The demand for high definition audio and video services is rapidly increasing. Two representative examples for this are audio-visual conferencing or video storage and delivery. In this context, efficient techniques are required for enhancement and compression of multi channel audio signals with compatibility to, e.g., mono or stereo systems.
In this thesis, novel signal processing algorithms for both enhancement and compression of multi channel signals are developed and theoretical performance bounds are derived. Additionally, a novel instrumental quality measure for the evaluation of multi channel signal processing algorithms is proposed.
Enhancement schemes for both the recording and the reproduction side are introduced. This includes the optimization of a near field filter-and-sum beamformer to achieve a target directivity characteristic at the recording side. For the reproduction side, an efficient postfilter is presented which increases the speech intelligibility by taking the positive influence of early room reflections into account.

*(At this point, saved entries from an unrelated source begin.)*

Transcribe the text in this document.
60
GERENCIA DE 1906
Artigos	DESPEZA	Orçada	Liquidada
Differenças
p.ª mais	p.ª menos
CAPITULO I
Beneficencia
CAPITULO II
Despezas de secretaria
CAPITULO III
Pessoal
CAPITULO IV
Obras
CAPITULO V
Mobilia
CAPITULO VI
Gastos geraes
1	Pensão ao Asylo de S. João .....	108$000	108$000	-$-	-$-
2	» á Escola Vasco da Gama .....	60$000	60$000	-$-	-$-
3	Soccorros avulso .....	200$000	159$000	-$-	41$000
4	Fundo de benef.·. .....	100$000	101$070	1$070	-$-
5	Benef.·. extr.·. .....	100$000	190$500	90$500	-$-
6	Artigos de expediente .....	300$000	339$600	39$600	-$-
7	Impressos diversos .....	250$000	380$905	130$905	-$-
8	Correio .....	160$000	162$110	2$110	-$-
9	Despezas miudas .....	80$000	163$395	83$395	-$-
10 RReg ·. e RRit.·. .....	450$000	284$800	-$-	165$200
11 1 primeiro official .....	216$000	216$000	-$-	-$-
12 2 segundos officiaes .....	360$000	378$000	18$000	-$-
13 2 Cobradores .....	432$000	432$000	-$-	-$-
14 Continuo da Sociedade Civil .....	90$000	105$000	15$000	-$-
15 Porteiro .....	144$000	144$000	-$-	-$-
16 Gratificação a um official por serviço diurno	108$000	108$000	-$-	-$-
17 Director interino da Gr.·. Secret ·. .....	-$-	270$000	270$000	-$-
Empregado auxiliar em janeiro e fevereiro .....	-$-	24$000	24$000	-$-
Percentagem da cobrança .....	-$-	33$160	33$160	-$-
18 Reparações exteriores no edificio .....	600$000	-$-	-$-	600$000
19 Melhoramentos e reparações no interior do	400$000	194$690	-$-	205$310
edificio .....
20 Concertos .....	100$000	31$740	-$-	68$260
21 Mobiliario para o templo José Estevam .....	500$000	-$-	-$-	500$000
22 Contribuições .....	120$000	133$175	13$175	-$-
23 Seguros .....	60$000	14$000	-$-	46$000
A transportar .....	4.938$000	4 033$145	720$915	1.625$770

The main part of this thesis covers multi channel predictive compression of audio signals. A predictive multi channel coding system is presented and analyzed. Performance bounds are derived and two methods for an adaptive bit rate distribution between inter channel and intra channel prediction are devised. Novel multi channel noise shaping concepts are introduced. The performance of the compression system is quantified by instrumental measures.
A novel instrumental measure is introduced for the evaluation of multi channel signal enhancement and compression. It combines the proven single channel quality measure PEAQ with a binaural auditory model and a mathematical model of cognitive behavior, providing a reliable evaluation of quality perception and spatial fidelity. The inclusion of spatial information into the instrumental quality measurement leads to a consistently high correlation between the instrumental measure and a listening test.